There is, however, one further bit of what our Gospel tells us. If we dare to stand with Jesus, the one who stands uncompromisingly for life, we will inevitably have to withstand evil, all that would compromise or reduce God’s wonderful overflowing gift of life. Or, to put it another way, there is the uncomfortable question of what exactly our actual way of living communicates to others. Communicating – perhaps that’s the key word here. Now Jesus, the risen one, the one who is standing with God and with us, comes right down to earth. ‘Repentance and forgiveness is to be proclaimed in my name to all nations’. To any who would identify as a believer, there is the searching question of whether we in fact stand with Jesus radically on the side of life. Or whether, as our liturgy reminds us, we so often choose death: in not daring to be ourselves, in what we do to other people, in thoughtless exploitation of the environment - and in many other ways. A kind of creeping death rather than an on-going explosion and flourishing of life.

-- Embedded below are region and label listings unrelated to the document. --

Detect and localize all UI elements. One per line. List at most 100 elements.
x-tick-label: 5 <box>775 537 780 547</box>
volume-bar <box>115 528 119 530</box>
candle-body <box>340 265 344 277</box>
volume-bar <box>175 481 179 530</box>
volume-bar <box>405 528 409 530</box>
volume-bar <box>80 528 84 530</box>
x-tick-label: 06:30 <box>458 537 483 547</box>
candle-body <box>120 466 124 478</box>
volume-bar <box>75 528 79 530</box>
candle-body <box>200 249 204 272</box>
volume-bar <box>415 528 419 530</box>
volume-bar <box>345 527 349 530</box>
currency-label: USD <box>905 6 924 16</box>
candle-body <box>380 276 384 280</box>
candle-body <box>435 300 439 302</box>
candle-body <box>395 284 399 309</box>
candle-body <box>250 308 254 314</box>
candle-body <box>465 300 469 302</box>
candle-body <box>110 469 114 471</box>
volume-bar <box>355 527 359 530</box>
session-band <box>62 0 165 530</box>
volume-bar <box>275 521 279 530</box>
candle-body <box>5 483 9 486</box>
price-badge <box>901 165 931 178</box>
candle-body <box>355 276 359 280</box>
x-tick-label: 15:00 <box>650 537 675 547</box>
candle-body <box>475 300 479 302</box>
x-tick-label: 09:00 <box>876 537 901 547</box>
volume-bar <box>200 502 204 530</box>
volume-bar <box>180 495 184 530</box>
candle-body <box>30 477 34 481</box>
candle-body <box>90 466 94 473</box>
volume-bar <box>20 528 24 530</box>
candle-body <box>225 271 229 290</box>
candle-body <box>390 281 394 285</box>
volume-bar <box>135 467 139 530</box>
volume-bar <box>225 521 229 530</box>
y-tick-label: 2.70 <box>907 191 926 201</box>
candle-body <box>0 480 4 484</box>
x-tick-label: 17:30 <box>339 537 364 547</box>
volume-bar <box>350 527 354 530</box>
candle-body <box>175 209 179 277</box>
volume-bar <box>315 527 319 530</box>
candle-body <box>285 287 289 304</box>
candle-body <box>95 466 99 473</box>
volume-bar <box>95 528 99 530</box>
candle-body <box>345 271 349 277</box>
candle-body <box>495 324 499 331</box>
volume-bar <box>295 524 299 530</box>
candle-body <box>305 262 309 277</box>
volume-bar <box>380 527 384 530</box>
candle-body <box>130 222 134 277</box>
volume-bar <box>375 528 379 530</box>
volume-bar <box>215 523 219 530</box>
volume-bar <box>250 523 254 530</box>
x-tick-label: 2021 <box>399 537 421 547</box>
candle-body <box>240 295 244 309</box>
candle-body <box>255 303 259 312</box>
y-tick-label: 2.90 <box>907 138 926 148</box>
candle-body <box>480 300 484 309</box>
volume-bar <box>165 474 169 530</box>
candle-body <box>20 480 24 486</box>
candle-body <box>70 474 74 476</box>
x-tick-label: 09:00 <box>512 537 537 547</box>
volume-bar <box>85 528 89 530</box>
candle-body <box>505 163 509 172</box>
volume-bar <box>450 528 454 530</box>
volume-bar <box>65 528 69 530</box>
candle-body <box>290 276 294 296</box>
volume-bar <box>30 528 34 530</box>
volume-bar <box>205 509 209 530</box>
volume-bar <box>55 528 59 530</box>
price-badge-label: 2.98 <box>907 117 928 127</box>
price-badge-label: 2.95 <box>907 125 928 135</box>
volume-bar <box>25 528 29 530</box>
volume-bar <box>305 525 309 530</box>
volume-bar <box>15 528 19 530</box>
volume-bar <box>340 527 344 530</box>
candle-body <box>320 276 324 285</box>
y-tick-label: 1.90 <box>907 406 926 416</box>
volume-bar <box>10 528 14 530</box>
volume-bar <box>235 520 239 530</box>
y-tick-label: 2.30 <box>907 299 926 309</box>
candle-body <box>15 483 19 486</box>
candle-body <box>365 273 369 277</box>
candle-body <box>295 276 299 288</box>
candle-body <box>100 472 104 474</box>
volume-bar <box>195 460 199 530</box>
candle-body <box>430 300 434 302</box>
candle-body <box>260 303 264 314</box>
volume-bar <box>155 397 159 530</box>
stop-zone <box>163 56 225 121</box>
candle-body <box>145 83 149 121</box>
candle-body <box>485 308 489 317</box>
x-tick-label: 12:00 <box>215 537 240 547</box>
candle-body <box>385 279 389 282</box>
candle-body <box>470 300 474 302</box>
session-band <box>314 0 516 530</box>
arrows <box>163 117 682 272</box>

Repentance and forgiveness – this is what it takes to for us to be set free, for our broken relationships to be healed, for us to be put right with our world and with God. To get a handle on this we might simply say – instead of repentance and forgiveness – to make an apology or to accept someone else’s apology. We all know what this means and how costly yet liberating it can be. ‘I sincerely apologize and ask you to accept my apology’ – an exchange that can open up a whole new situation. This – word of the risen, standing Christ - is how we withstand evil and communicate life.
It’s time to wrap this up; and what better way to do it than with George Herbert’s wonderful words about repentance and forgiveness:
But thou wilt sinne and grief destroy; That so the broken bones may joy, And tune together in a well-set song,
Full of his praises, Who dead men raises.
Fractures well cur’d make us more strong.
If our task is to mend the world, then the fact that ‘in Christ’ things or people that are broken can become stronger than before is surely grounds for hope - real hope in the real world.